"Buffer Zones" Clause in England and Wales Criminalize Silent Prayer or "Influence" Around Abortion Clinics

Country: United Kingdom

Date of incident: March 7, 2023

On March 7, the House of Commons voted to comprehensively introduce buffer zones around abortion clinics to the Public Order Bill for the final time. The clause to the bill was approved by a majority of 299 MPs in favor to 116 against. Now that the Public Order Bill is set to become law, any form of "influence" around abortion clinics will be criminalised, including silent prayer or consensual conversations, de facto making "thought crime" a reality in the UK. Experts have commented that while harassment and intimidation are already illegal, this law would be a serious attack on freedom of speech and freedom of thought.

The discussion to introduce a "buffer zones" clause to the Public Order Bill, affecting England and Wales, had been taking place since May last year, and similar legislation had already been passed in Northern Ireland in 2022. Now it has finally been approved despite the fears that this would represent the introduction of a "thought crime" into law, since the clause does not contain any exception allowing silent prayer inside the buffer zones, among other non-coercive actions. An amendment to permit silent prayer and consensual conversations within the censorship zones were proposed by Andrew Lewer MP, but failed to pass. As a result, the bill will now move on to receive royal assent, after which it will become law.

MP Andrew Lewer also wrote an article commenting on the dangers of this law:  

"The litmus test of a free and democratic British society is whether we can tolerate and withstand public conversation on issues about which there is deep division and strong emotion. But even if you think these praying people are pests, think about the implications of introducing a ban on their peaceful speech, even their silent thought". (Express.co.uk)

A recent example of what this law put into practice on a country-wide scale was the arrest of a Birgminham charity worker back in December for "praying in her mind" near to an abortion clinic, in application to local laws. Charges were then dropped but then she was again arrested for the same reason in March 2023.

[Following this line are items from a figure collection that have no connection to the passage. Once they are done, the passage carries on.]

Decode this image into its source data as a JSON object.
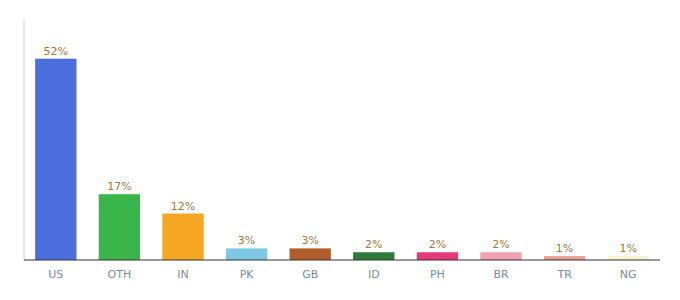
{
  "chart_data": {
    "type": "bar",
    "categories": [
      "US",
      "OTH",
      "IN",
      "PK",
      "GB",
      "ID",
      "PH",
      "BR",
      "TR",
      "NG"
    ],
    "values": [
      52,
      17,
      12,
      3,
      3,
      2,
      2,
      2,
      1,
      1
    ],
    "value_labels": [
      "52%",
      "17%",
      "12%",
      "3%",
      "3%",
      "2%",
      "2%",
      "2%",
      "1%",
      "1%"
    ],
    "colors": [
      "#4a6fdc",
      "#3ab54a",
      "#f5a623",
      "#7ec8e3",
      "#b05d2a",
      "#2d7a3a",
      "#e8387a",
      "#f0a0b0",
      "#e8a090",
      "#f5f0d0"
    ],
    "ylim": [
      0,
      62
    ],
    "grid": false,
    "data_labels": true,
    "tick_labels": "x"
  }
}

Jeremiah Igunnubole, Legal Counsel for ADF UK, a legal organisation working to promote fundamental freedoms, said: "Today’s vote marks a watershed moment for fundamental rights and freedoms in our country. Parliament had an opportunity to reject the criminalisation of free thought, which is an absolute right, and embrace individual liberty for all. Instead, Parliament chose to endorse censorship and criminalise peaceful activities such as silent prayer and consensual conversation."

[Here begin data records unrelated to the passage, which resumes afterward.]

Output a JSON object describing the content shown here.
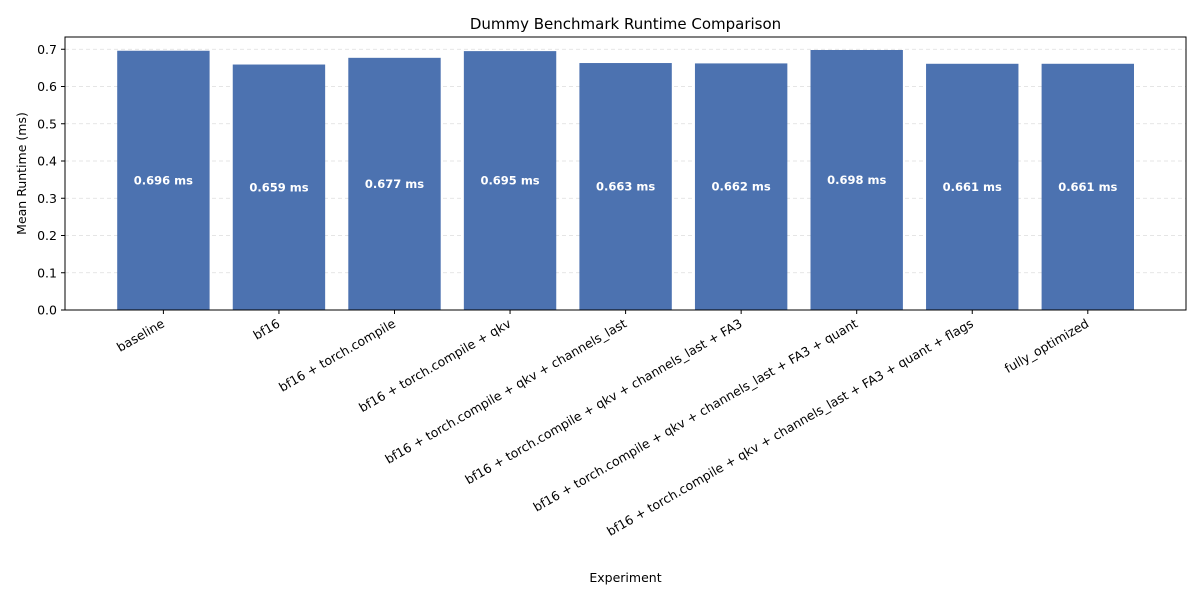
{
  "chart_data": {
    "type": "bar",
    "title": "Dummy Benchmark Runtime Comparison",
    "xlabel": "Experiment",
    "ylabel": "Mean Runtime (ms)",
    "categories": [
      "baseline",
      "bf16",
      "bf16 + torch.compile",
      "bf16 + torch.compile + qkv",
      "bf16 + torch.compile + qkv + channels_last",
      "bf16 + torch.compile + qkv + channels_last + FA3",
      "bf16 + torch.compile + qkv + channels_last + FA3 + quant",
      "bf16 + torch.compile + qkv + channels_last + FA3 + quant + flags",
      "fully_optimized"
    ],
    "values": [
      0.696,
      0.659,
      0.677,
      0.695,
      0.663,
      0.662,
      0.698,
      0.661,
      0.661
    ],
    "value_labels": [
      "0.696 ms",
      "0.659 ms",
      "0.677 ms",
      "0.695 ms",
      "0.663 ms",
      "0.662 ms",
      "0.698 ms",
      "0.661 ms",
      "0.661 ms"
    ],
    "ylim": [
      0,
      0.7329
    ],
    "yticks": [
      0.0,
      0.1,
      0.2,
      0.3,
      0.4,
      0.5,
      0.6,
      0.7
    ],
    "ytick_labels": [
      "0.0",
      "0.1",
      "0.2",
      "0.3",
      "0.4",
      "0.5",
      "0.6",
      "0.7"
    ],
    "grid": "y-dashed",
    "bar_color": "#4c72b0",
    "grid_color": "#dddddd"
  }
}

Similarly, Bishop John Sherrington has also written a statement of concern in name of the "Bishops for Life Issues": 

"There is a risk, despite any other intent, that existing and proposed measures constitute discrimination and disproportionately have an impact on people of religious faith. Its implications extend beyond the perimeters of an abortion service and raise questions about the state’s powers in relation to the individual in a free society, both those with faith and those without.

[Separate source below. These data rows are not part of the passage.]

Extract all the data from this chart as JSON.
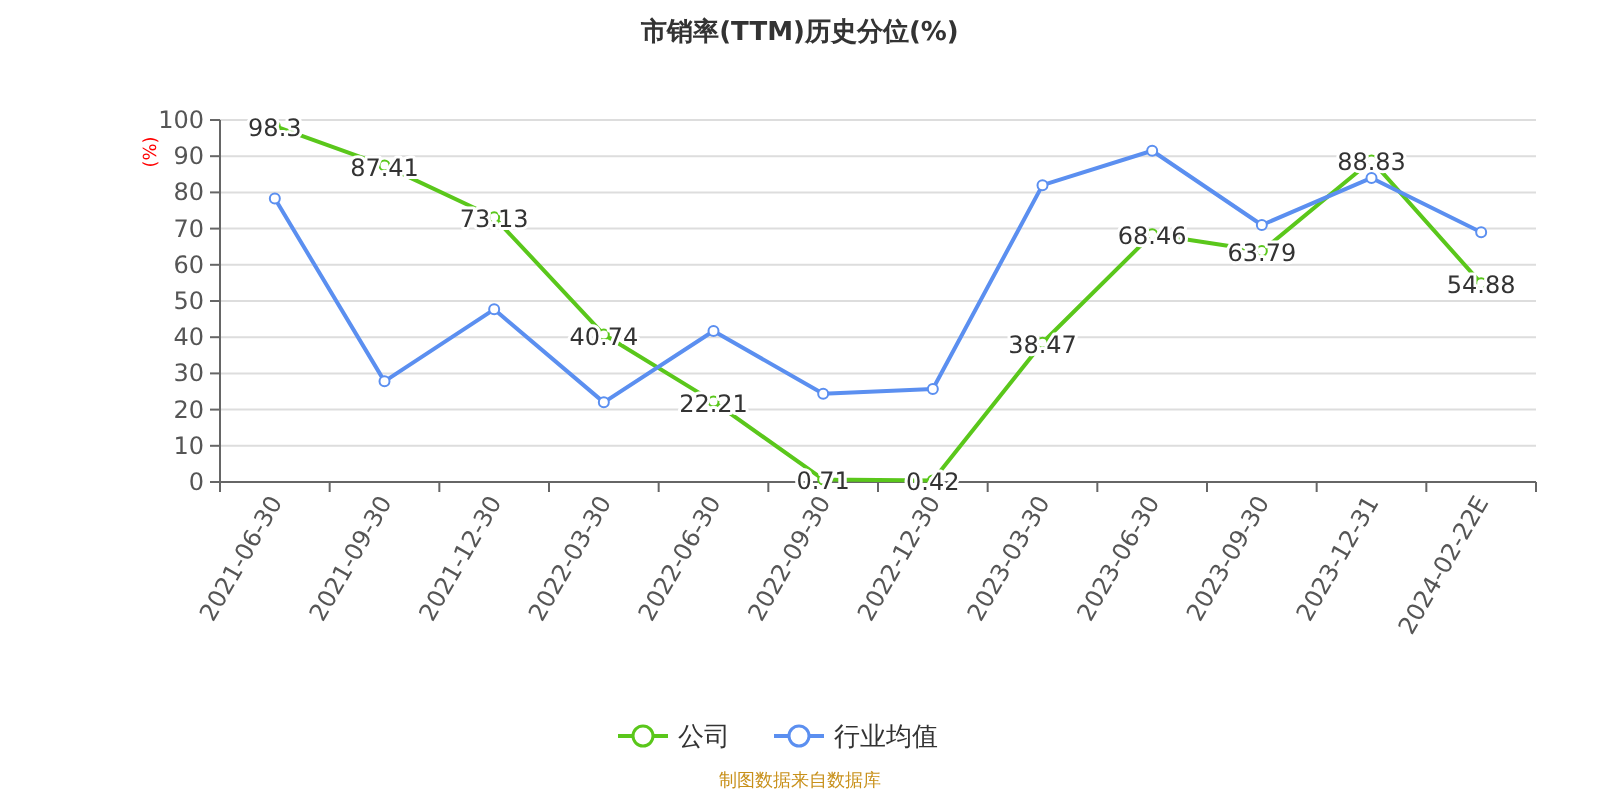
{
  "chart_data": {
    "type": "line",
    "title": "市销率(TTM)历史分位(%)",
    "ylabel": "(%)",
    "categories": [
      "2021-06-30",
      "2021-09-30",
      "2021-12-30",
      "2022-03-30",
      "2022-06-30",
      "2022-09-30",
      "2022-12-30",
      "2023-03-30",
      "2023-06-30",
      "2023-09-30",
      "2023-12-31",
      "2024-02-22E"
    ],
    "series": [
      {
        "name": "公司",
        "color": "#5ac71b",
        "values": [
          98.3,
          87.41,
          73.13,
          40.74,
          22.21,
          0.71,
          0.42,
          38.47,
          68.46,
          63.79,
          88.83,
          54.88
        ],
        "value_labels": [
          "98.3",
          "87.41",
          "73.13",
          "40.74",
          "22.21",
          "0.71",
          "0.42",
          "38.47",
          "68.46",
          "63.79",
          "88.83",
          "54.88"
        ]
      },
      {
        "name": "行业均值",
        "color": "#5b8ff0",
        "values": [
          78.3,
          27.8,
          47.7,
          22,
          41.7,
          24.4,
          25.7,
          82,
          91.5,
          71,
          84,
          69
        ]
      }
    ],
    "ylim": [
      0,
      100
    ],
    "yticks": [
      0,
      10,
      20,
      30,
      40,
      50,
      60,
      70,
      80,
      90,
      100
    ],
    "grid": "y",
    "legend": "bottom",
    "marker": "circle",
    "line_style": "solid",
    "annotations": [
      "制图数据来自数据库"
    ]
  }
}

All harassment and intimidation of women is to be condemned. Moreover, as accepted in a 2018 Home Office Review, there are already laws and mechanisms in place to protect women from such unacceptable behaviour and so render this Clause unnecessary and excessive." (St. Joseph Derby)

Despite the fact that the most recent government review (2018) found that censorship zones would be an unnecessary and "disproportionate" restriction on rights given that harassment is already illegal under current law and that incidents of harassment outside abortion facilities were found to be "rare," the vote still went forward.